In an effort to break a deadlock in negotiations to save the planet from overheating, Union Minister of State Jairam Ramesh discarded overnight India’s policy of two years on global climate change.

It’s a move that will likely win India international acclaim, but Ramesh must now prepare for fierce domestic criticism of his new stand that the country is willing to accept legally binding commitments in place of its oft-repeated policy of only voluntary action to cut greenhouse-gas emissions.

“All countries must agree to a legally binding commitment under an appropriate legal form,” Ramesh said as he surprised his own negotiators at the 16th global climate summit.

The statement was not part of the minister’s prepared speech, which he read at the plenary of the UN Framework Convention on Climate Change, as the summit is officially called.

The UPA had assured Parliament India’s position of refusing any legally binding agreements was non-negotiable.
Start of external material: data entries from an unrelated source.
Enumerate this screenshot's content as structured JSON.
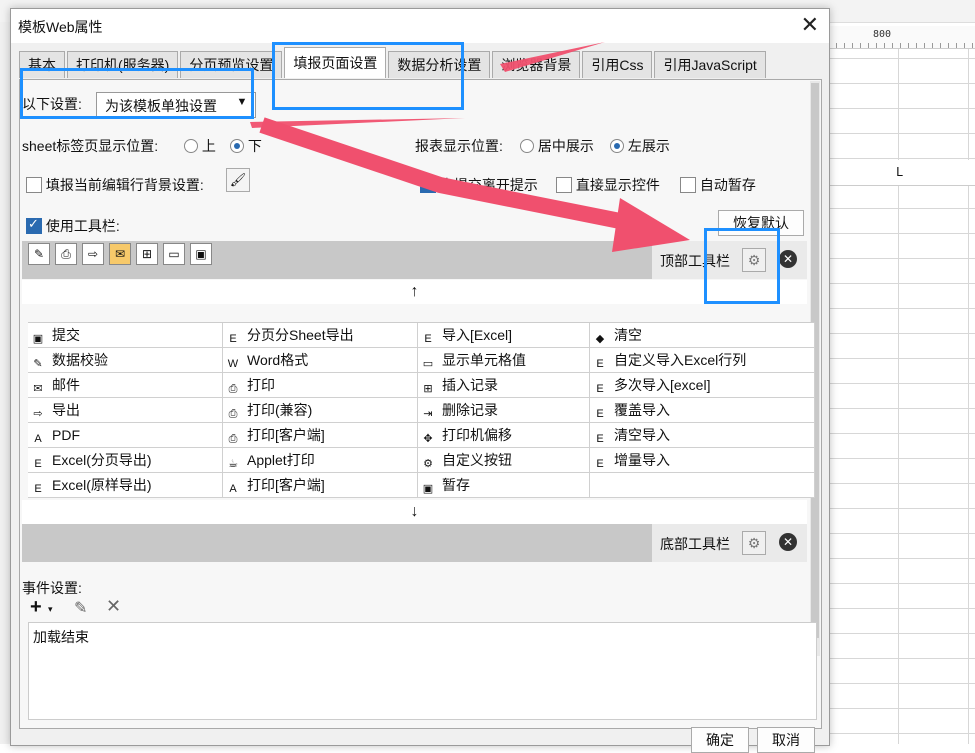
{
  "dialog": {
    "title": "模板Web属性",
    "tabs": [
      {
        "label": "基本",
        "active": false
      },
      {
        "label": "打印机(服务器)",
        "active": false
      },
      {
        "label": "分页预览设置",
        "active": false
      },
      {
        "label": "填报页面设置",
        "active": true
      },
      {
        "label": "数据分析设置",
        "active": false
      },
      {
        "label": "浏览器背景",
        "active": false
      },
      {
        "label": "引用Css",
        "active": false
      },
      {
        "label": "引用JavaScript",
        "active": false
      }
    ],
    "ok_label": "确定",
    "cancel_label": "取消"
  },
  "settings": {
    "scope_label": "以下设置:",
    "scope_value": "为该模板单独设置",
    "sheet_pos_label": "sheet标签页显示位置:",
    "sheet_pos_options": [
      "上",
      "下"
    ],
    "sheet_pos_selected": "下",
    "report_pos_label": "报表显示位置:",
    "report_pos_options": [
      "居中展示",
      "左展示"
    ],
    "report_pos_selected": "左展示",
    "fill_bg_label": "填报当前编辑行背景设置:",
    "fill_bg_checked": false,
    "unsubmitted_label": "未提交离开提示",
    "unsubmitted_checked": true,
    "direct_show_label": "直接显示控件",
    "direct_show_checked": false,
    "autosave_label": "自动暂存",
    "autosave_checked": false,
    "use_toolbar_label": "使用工具栏:",
    "use_toolbar_checked": true,
    "restore_label": "恢复默认"
  },
  "toolbar": {
    "top_label": "顶部工具栏",
    "bottom_label": "底部工具栏",
    "top_icons": [
      "validate-icon",
      "print-icon",
      "export-icon",
      "mail-icon",
      "insert-record-icon",
      "show-cell-icon",
      "save-icon"
    ],
    "up_arrow": "↑",
    "down_arrow": "↓",
    "grid": [
      [
        "提交",
        "分页分Sheet导出",
        "导入[Excel]",
        "清空"
      ],
      [
        "数据校验",
        "Word格式",
        "显示单元格值",
        "自定义导入Excel行列"
      ],
      [
        "邮件",
        "打印",
        "插入记录",
        "多次导入[excel]"
      ],
      [
        "导出",
        "打印(兼容)",
        "删除记录",
        "覆盖导入"
      ],
      [
        "PDF",
        "打印[客户端]",
        "打印机偏移",
        "清空导入"
      ],
      [
        "Excel(分页导出)",
        "Applet打印",
        "自定义按钮",
        "增量导入"
      ],
      [
        "Excel(原样导出)",
        "打印[客户端]",
        "暂存",
        ""
      ]
    ]
  },
  "events": {
    "label": "事件设置:",
    "items": [
      "加载结束"
    ]
  },
  "background": {
    "ruler_label": "800",
    "column_label": "L"
  },
  "colors": {
    "highlight_blue": "#1e90ff",
    "arrow_red": "#f0506e"
  }
}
Last week the union cabinet accepted Ramesh’s proposal to drop the non-negotiable bit, allowi-ng him to be flexible in the resort city in Mexico’s Yucatan peninsula, one of the regions most at threat from climate change.

Like most developing countries, India had consistently said that since global warming was caused by developed nations, it would only offer voluntary cuts of up to 25% — not of overall emissions but in the intensity of emissions, or reducing the carbon in every unit of industrial production.
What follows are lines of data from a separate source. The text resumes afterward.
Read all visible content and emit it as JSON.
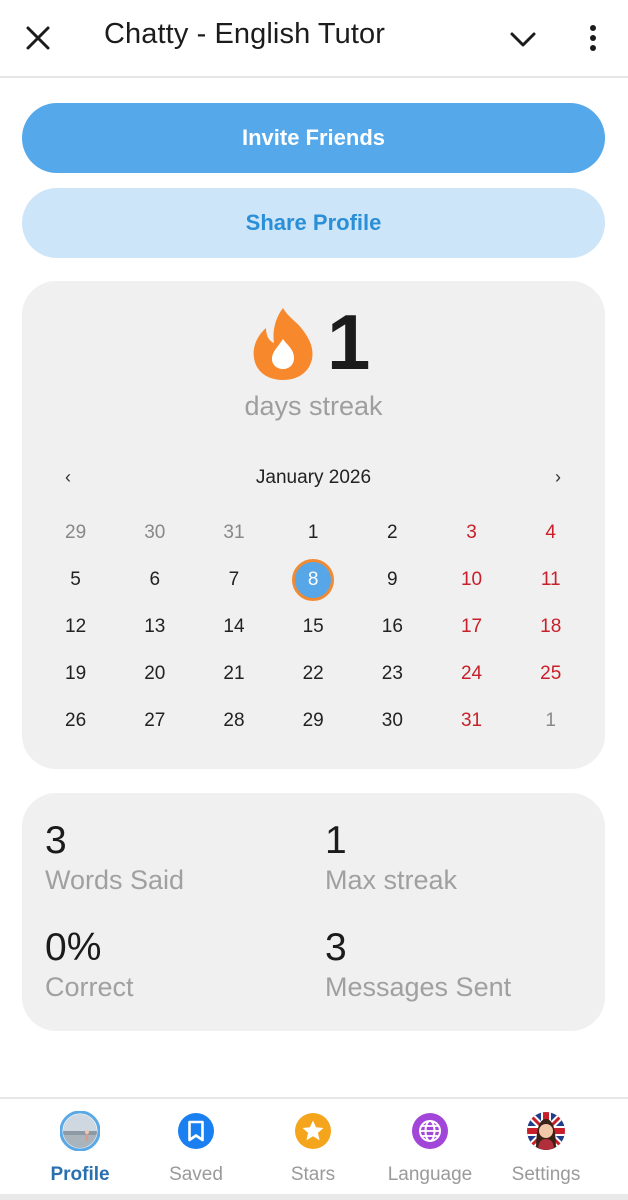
{
  "header": {
    "title": "Chatty - English Tutor"
  },
  "actions": {
    "invite_label": "Invite Friends",
    "share_label": "Share Profile"
  },
  "streak": {
    "value": "1",
    "label": "days streak"
  },
  "calendar": {
    "prev": "‹",
    "next": "›",
    "month": "January 2026",
    "selected": "8",
    "rows": [
      [
        "29",
        "30",
        "31",
        "1",
        "2",
        "3",
        "4"
      ],
      [
        "5",
        "6",
        "7",
        "8",
        "9",
        "10",
        "11"
      ],
      [
        "12",
        "13",
        "14",
        "15",
        "16",
        "17",
        "18"
      ],
      [
        "19",
        "20",
        "21",
        "22",
        "23",
        "24",
        "25"
      ],
      [
        "26",
        "27",
        "28",
        "29",
        "30",
        "31",
        "1"
      ]
    ]
  },
  "stats": {
    "words_said": {
      "value": "3",
      "label": "Words Said"
    },
    "max_streak": {
      "value": "1",
      "label": "Max streak"
    },
    "correct": {
      "value": "0%",
      "label": "Correct"
    },
    "messages_sent": {
      "value": "3",
      "label": "Messages Sent"
    }
  },
  "nav": {
    "items": [
      {
        "label": "Profile",
        "icon": "profile-avatar-icon"
      },
      {
        "label": "Saved",
        "icon": "bookmark-icon"
      },
      {
        "label": "Stars",
        "icon": "star-icon"
      },
      {
        "label": "Language",
        "icon": "globe-icon"
      },
      {
        "label": "Settings",
        "icon": "settings-avatar-icon"
      }
    ]
  },
  "colors": {
    "primary": "#55a8e9",
    "primary_light": "#cde5f9",
    "flame": "#f7882b",
    "weekend": "#c8202a",
    "card_bg": "#f0f0f0"
  }
}
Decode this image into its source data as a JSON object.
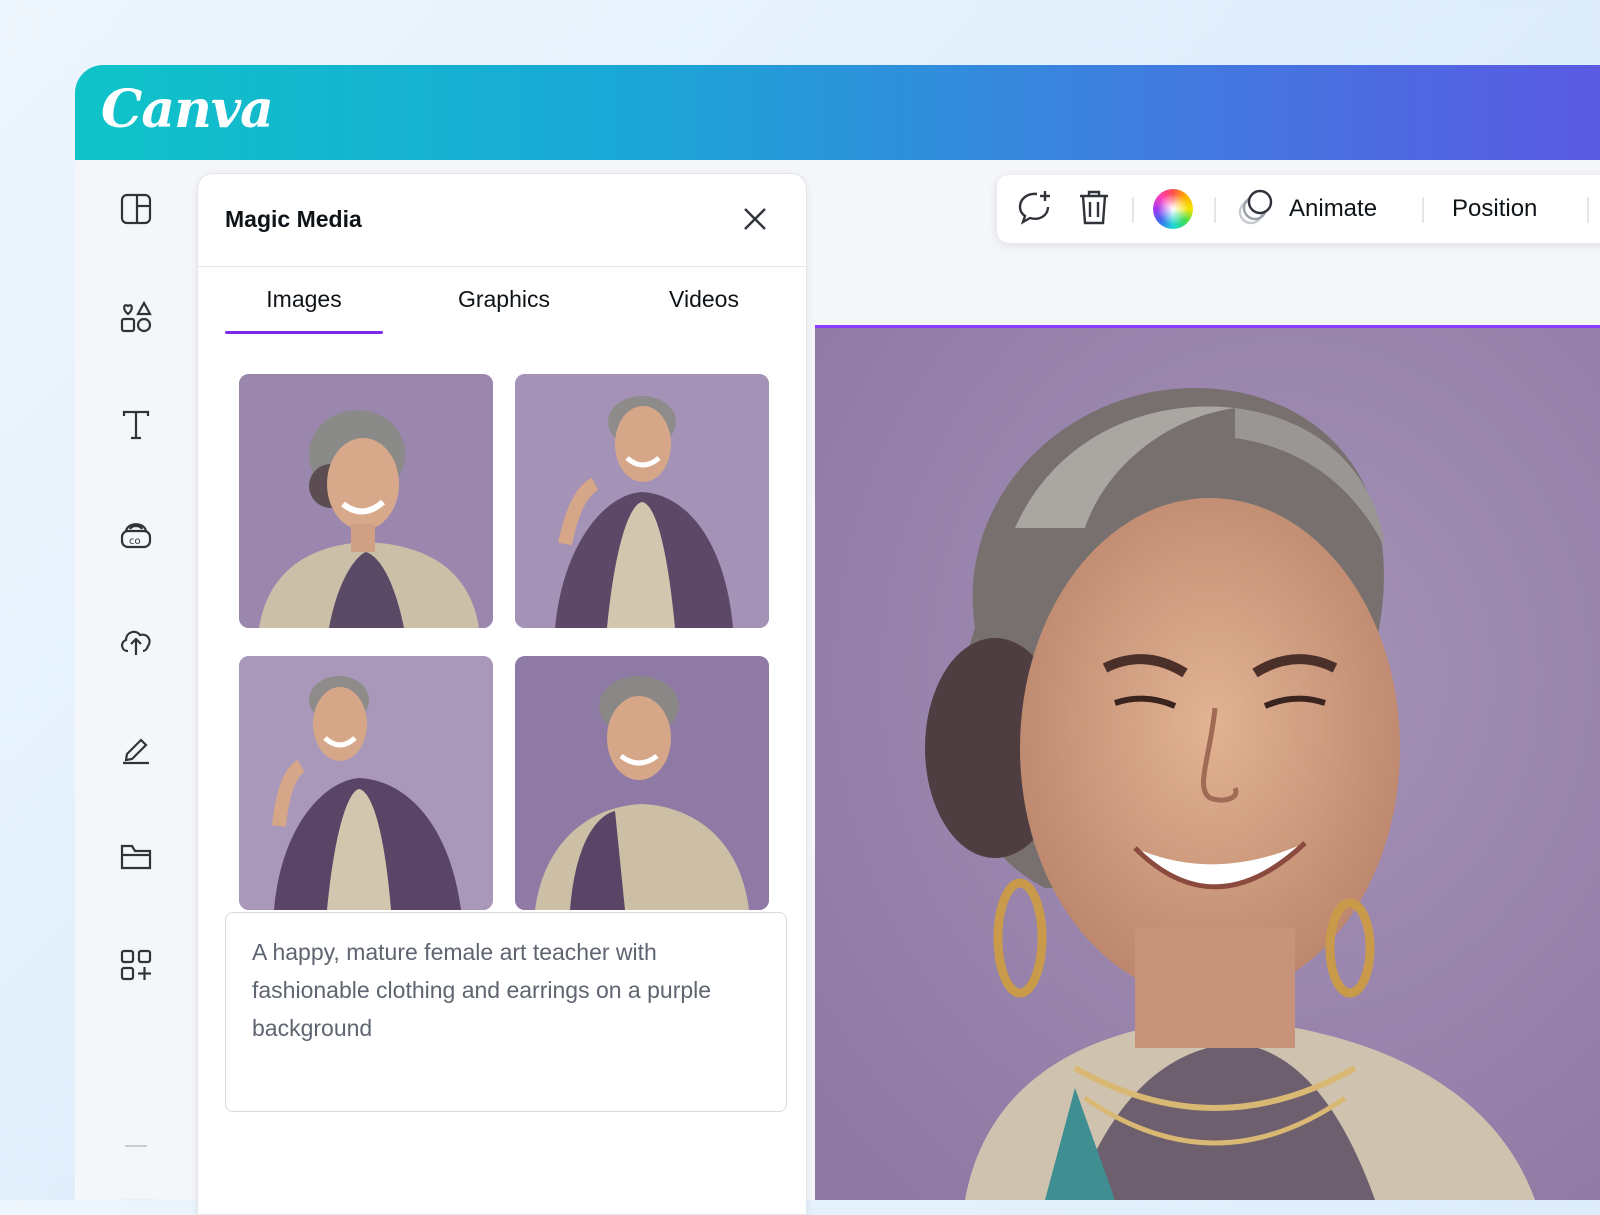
{
  "brand": {
    "logo_text": "Canva",
    "accent": "#7d2ae8"
  },
  "sidebar": {
    "items": [
      {
        "name": "design-icon"
      },
      {
        "name": "elements-icon"
      },
      {
        "name": "text-icon"
      },
      {
        "name": "brand-icon"
      },
      {
        "name": "uploads-icon"
      },
      {
        "name": "draw-icon"
      },
      {
        "name": "projects-icon"
      },
      {
        "name": "apps-icon"
      }
    ],
    "magic_media_icon": "magic-media-icon"
  },
  "panel": {
    "title": "Magic Media",
    "tabs": [
      {
        "label": "Images",
        "active": true
      },
      {
        "label": "Graphics",
        "active": false
      },
      {
        "label": "Videos",
        "active": false
      }
    ],
    "prompt_text": "A happy, mature female art teacher with fashionable clothing and earrings on a purple background"
  },
  "toolbar": {
    "animate_label": "Animate",
    "position_label": "Position"
  }
}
This offer was made at the non-binding December 2009 Copenhagen Accord, where 140 nations vaguely agreed to a 2-degree Celsius limit, widely deemed inadequate, to global warming by cutting emissions in half by 2050. On Wednesday, Ramesh said India would not accept absolute cuts in overall emissions.

Ramesh’s stand comes on a day when the European Union and island nations — most at risk from disappearing beneath rising oceans — backed by the US proposed the scrapping of the existing climate treaty, the 13-year-old Kyoto Protocol, which enforces emission cuts only on developed nations.

In its place, they proposed a legally binding instrument for all countries from a dialogue process called Long-Term Cooperative Action (LCA).

“Why should we have a problem with the LCA text?” the minister asked, though the LCA proposal was opposed by Indian negotiators.

Backed by 70 nations, including Nepal, Bangladesh, Bhutan and Maldives from South Asia, the proposal says that the replacement to the Kyoto Protocol (it ends in 2012) should be agreed at in the next climate summit in Durban, South Africa, in 2011.

“If we don’t agree, we will be isolated,” said Ramesh.

Japan, Australia and Canada have opposed extending the Kyoto Protocol, which was never signed by the world’s largest economy, the US.

A new legally binding treaty with legally binding commitments from the developed world and emerging economies such as India, China, Brazil and South Africa could pave the way for a truly global agreement, stuck in contentious negotiations over the last two years.

“We have to be flexible and recognise changing realities,” Ramesh said, while ruling out India accepting absolute mitigation cuts.

Ramesh said future discussion on legally binding commitments would depend upon on enforcement, penalties for violations and monitoring systems.

The minister has already proposed an international regime to monitor and enforce these commitments. That is already part of an official UN text.